Наконец дверь раскрылась, и из нее высунулась стремянка. Вот стремянка встала на крючки, щелкнул стопор. И стали выходить техники: электрик, приборист, радист, которые проверяли свои системы при запущенных двигателях. Самолет должен был вылетать через сорок минут, и все торопились. И наконец нехотя, с кривой ухмылкой появился главный виновник, загорелый, в кожаной куртке, которую давно следовало бы выбросить, и джинсах третьего срока носки с десятком заплаток. Нарушитель некоторое время постоял на верхней ступеньке и медленно стал спускаться, как прибывшая знаменитость. Потом повернул к начальству, которое неотрывно следило за ним, и вежливо и скромно поздоровался. Добротностью и статями он напомнил Чикаеву Ирженина. Тоже, наверное, счастливчик. Инженер не ответил на приветствие и обиженно отвернулся.
— Вы запускали двигатели? — наконец выговорил он, медленно поворачиваясь.
— Да.
— Ваша фамилия?
— Росанов.
— Вы, товарищ Росанов, по-видимому, незнакомы с последним приказом?
— Знаком.
— Выходит, вы преднамеренно идете на нарушение? Или забыли Мишкина?

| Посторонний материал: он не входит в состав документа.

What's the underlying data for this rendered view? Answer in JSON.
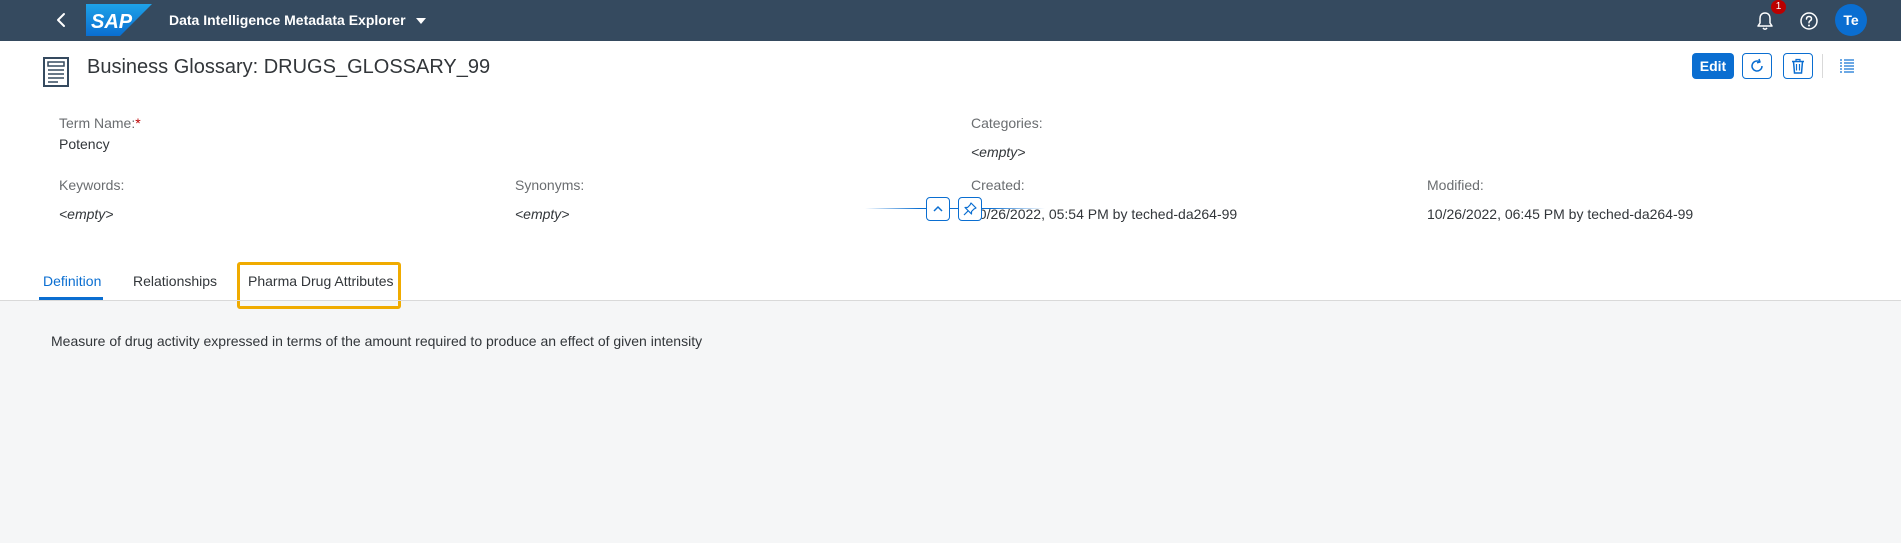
{
  "shell": {
    "logo_text": "SAP",
    "title": "Data Intelligence Metadata Explorer",
    "notification_count": "1",
    "avatar_initials": "Te",
    "icons": [
      "back-icon",
      "chevron-down-icon",
      "bell-icon",
      "help-icon"
    ]
  },
  "header": {
    "title": "Business Glossary: DRUGS_GLOSSARY_99",
    "edit_label": "Edit",
    "icons": [
      "glossary-document-icon",
      "refresh-icon",
      "delete-icon",
      "list-icon"
    ]
  },
  "fields": {
    "term_name": {
      "label": "Term Name:",
      "required_mark": "*",
      "value": "Potency"
    },
    "categories": {
      "label": "Categories:",
      "value": "<empty>"
    },
    "keywords": {
      "label": "Keywords:",
      "value": "<empty>"
    },
    "synonyms": {
      "label": "Synonyms:",
      "value": "<empty>"
    },
    "created": {
      "label": "Created:",
      "value": "10/26/2022, 05:54 PM by teched-da264-99"
    },
    "modified": {
      "label": "Modified:",
      "value": "10/26/2022, 06:45 PM by teched-da264-99"
    }
  },
  "tabs": [
    {
      "label": "Definition",
      "active": true
    },
    {
      "label": "Relationships",
      "active": false
    },
    {
      "label": "Pharma Drug Attributes",
      "active": false,
      "highlighted": true
    }
  ],
  "definition_text": "Measure of drug activity expressed in terms of the amount required to produce an effect of given intensity",
  "colors": {
    "shell_bg": "#354a5f",
    "accent": "#0a6ed1",
    "highlight": "#f0ab00",
    "badge": "#bb0000"
  }
}
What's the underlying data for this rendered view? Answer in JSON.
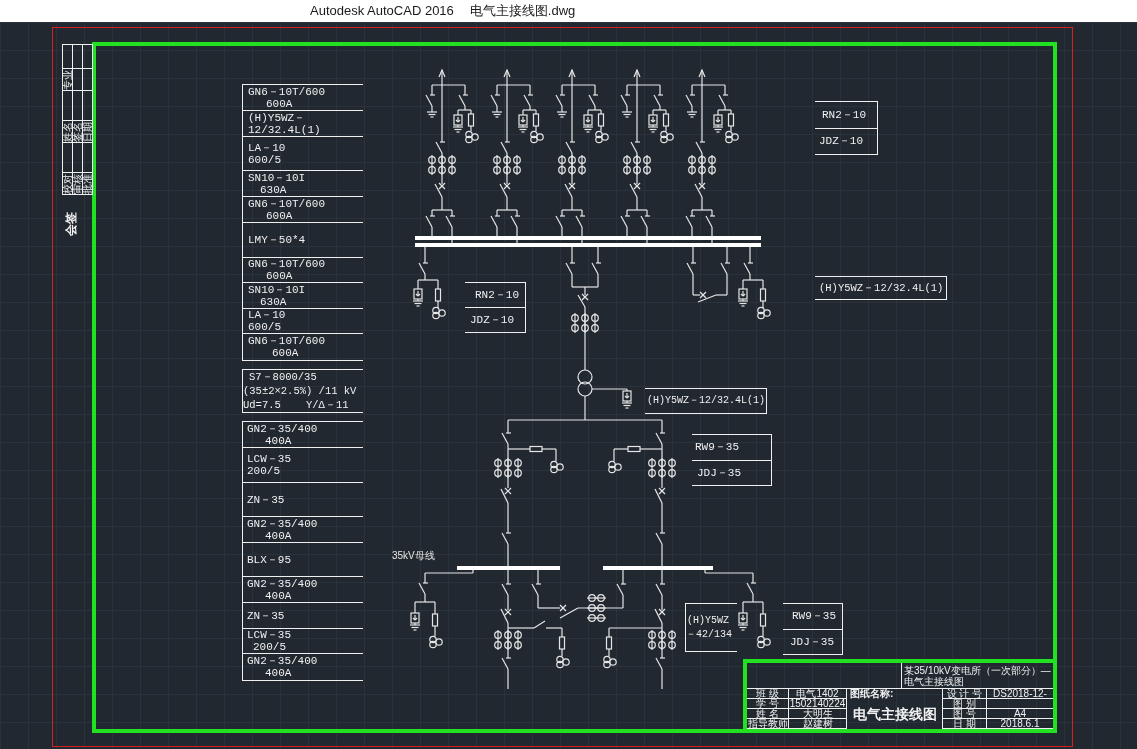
{
  "window": {
    "title": "Autodesk AutoCAD 2016",
    "file_name": "电气主接线图.dwg"
  },
  "signoff_table": {
    "caption": "会签",
    "rows": [
      {
        "cells": [
          "专业"
        ]
      },
      {
        "cells": [
          "姓名",
          "签名",
          "日期"
        ]
      },
      {
        "cells": [
          "校对",
          "审核",
          "批准"
        ]
      }
    ]
  },
  "equipment_table": {
    "groups": [
      {
        "rows": [
          {
            "lines": [
              "GN6－10T/600",
              "600A"
            ]
          },
          {
            "lines": [
              "(H)Y5WZ－",
              "12/32.4L(1)"
            ]
          },
          {
            "lines": [
              "LA－10",
              "600/5"
            ]
          },
          {
            "lines": [
              "SN10－10I",
              "630A"
            ]
          },
          {
            "lines": [
              "GN6－10T/600",
              "600A"
            ]
          },
          {
            "lines": [
              "LMY－50*4"
            ]
          },
          {
            "lines": [
              "GN6－10T/600",
              "600A"
            ]
          },
          {
            "lines": [
              "SN10－10I",
              "630A"
            ]
          },
          {
            "lines": [
              "LA－10",
              "600/5"
            ]
          },
          {
            "lines": [
              "GN6－10T/600",
              "600A"
            ]
          }
        ]
      },
      {
        "rows": [
          {
            "lines": [
              "S7－8000/35",
              "(35±2×2.5%) /11 kV",
              "Ud=7.5    Y/Δ－11"
            ]
          }
        ]
      },
      {
        "rows": [
          {
            "lines": [
              "GN2－35/400",
              "400A"
            ]
          },
          {
            "lines": [
              "LCW－35",
              "200/5"
            ]
          },
          {
            "lines": [
              "ZN－35"
            ]
          },
          {
            "lines": [
              "GN2－35/400",
              "400A"
            ]
          },
          {
            "lines": [
              "BLX－95"
            ]
          },
          {
            "lines": [
              "GN2－35/400",
              "400A"
            ]
          },
          {
            "lines": [
              "ZN－35"
            ]
          },
          {
            "lines": [
              "LCW－35",
              "200/5"
            ]
          },
          {
            "lines": [
              "GN2－35/400",
              "400A"
            ]
          }
        ]
      }
    ]
  },
  "diagram": {
    "callouts": [
      {
        "kind": "table",
        "lines": [
          "RN2－10",
          "JDZ－10"
        ]
      },
      {
        "kind": "table",
        "lines": [
          "(H)Y5WZ－12/32.4L(1)"
        ]
      },
      {
        "kind": "table",
        "lines": [
          "RN2－10",
          "JDZ－10"
        ]
      },
      {
        "kind": "table",
        "lines": [
          "(H)Y5WZ－12/32.4L(1)"
        ]
      },
      {
        "kind": "table",
        "lines": [
          "RW9－35",
          "JDJ－35"
        ]
      },
      {
        "kind": "note",
        "lines": [
          "(H)Y5WZ",
          "－42/134"
        ]
      },
      {
        "kind": "table",
        "lines": [
          "RW9－35",
          "JDJ－35"
        ]
      }
    ],
    "bus_label": "35kV母线"
  },
  "title_block": {
    "project_title": "某35/10kV变电所（一次部分）—电气主接线图",
    "drawing_caption": "图纸名称:",
    "drawing_title": "电气主接线图",
    "left_fields": [
      {
        "label": "班 级",
        "value": "电气1402"
      },
      {
        "label": "学 号",
        "value": "1502140224"
      },
      {
        "label": "姓 名",
        "value": "大明生"
      },
      {
        "label": "指导教师",
        "value": "赵建树"
      }
    ],
    "right_fields": [
      {
        "label": "设 计 号",
        "value": "DS2018-12-"
      },
      {
        "label": "图 别"
      },
      {
        "label": "图 号",
        "value": "A4"
      },
      {
        "label": "日 期",
        "value": "2018.6.1"
      }
    ]
  }
}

— Безвыходное положение, товарищ начальник, — пожал плечами Росанов и обезоруживающе улыбнулся до ушей, — самолет должен вылетать через сорок минут, и я буду виноват в любом случае: если устрою задержку и если дам на него готовность. Вот я и решил: пусть летит, Я не мог предположить, что высшее командование приходит на работу так рано…
Он словно хотел польстить высшему командованию.
— По утрам заморозки на почве, — сказал инженер.
— Да, да, — кивнул Росанов, — стихия. Тут даже… вы бессильны что-либо сделать, — он как бы спохватился и добавил, — на данном этапе… А самолет загружен. Его ждут на Севере…
Инженер нахмурился, словно оскорбленный тем, что ему напоминают о его бессилии воздействовать на погоду. А Росанов все еще болтал:
— И еще я сделал прочностной расчет якорной стоянки, бумаги вам представлю. Получается, что если дать взлет и снять самолет со стояночного тормоза, хомут не выдержит. Цепь выдержит, а хомут — нет. А если усилить хомут, то он не налезет на видимую часть штока. Да и нет пока нигде этих якорных стоянок. Где они? Выпустить самолет в рейс без опробования двигателей я не мог. — Он развел руками.
Шеф поглядел на Чикаева, как бы поражаясь болтливости рядового инженера.
— А вот один такой же молодой инженер, — сказал он язвительно, — такой же юный герой плакал. Рыдал этот юный герой, как дитя, хотя он и не такой бородатый «атлет», как вы. А был бы «атлет» и бородатый, так все равно бы плакал.
Инженер глянул на Росанова снизу вверх.
— Я не буду плакать, если вас только это волнует, — буркнул Росанов.
Техники стояли в сторонке, наблюдая происходящее.
Чикаев подумал, что шеф его может оказаться втянутым в словопрения, из которых вряд ли выйдет самым наилучшим образом.
— А вы, — сказал Чикаев, надвигаясь на Росанова, — знаете, что такое в технике «защита от дурака»? Или вы этого не проходили?
Росанов пробормотал:
— Знаю, конечно, но…
Чикаев взял своего шефа под руку и повел прочь, как бы продолжая беседу о чем-то более важном, чем это нарушение. И инженер заторопился, засеменил и, отойдя на несколько шагов, облегченно вздохнул. Вступая в дебаты с подчиненными, ставишь себя в сложное положение. А чем ниже пост работника, чем меньше ему терять, тем труднее с ним говорить.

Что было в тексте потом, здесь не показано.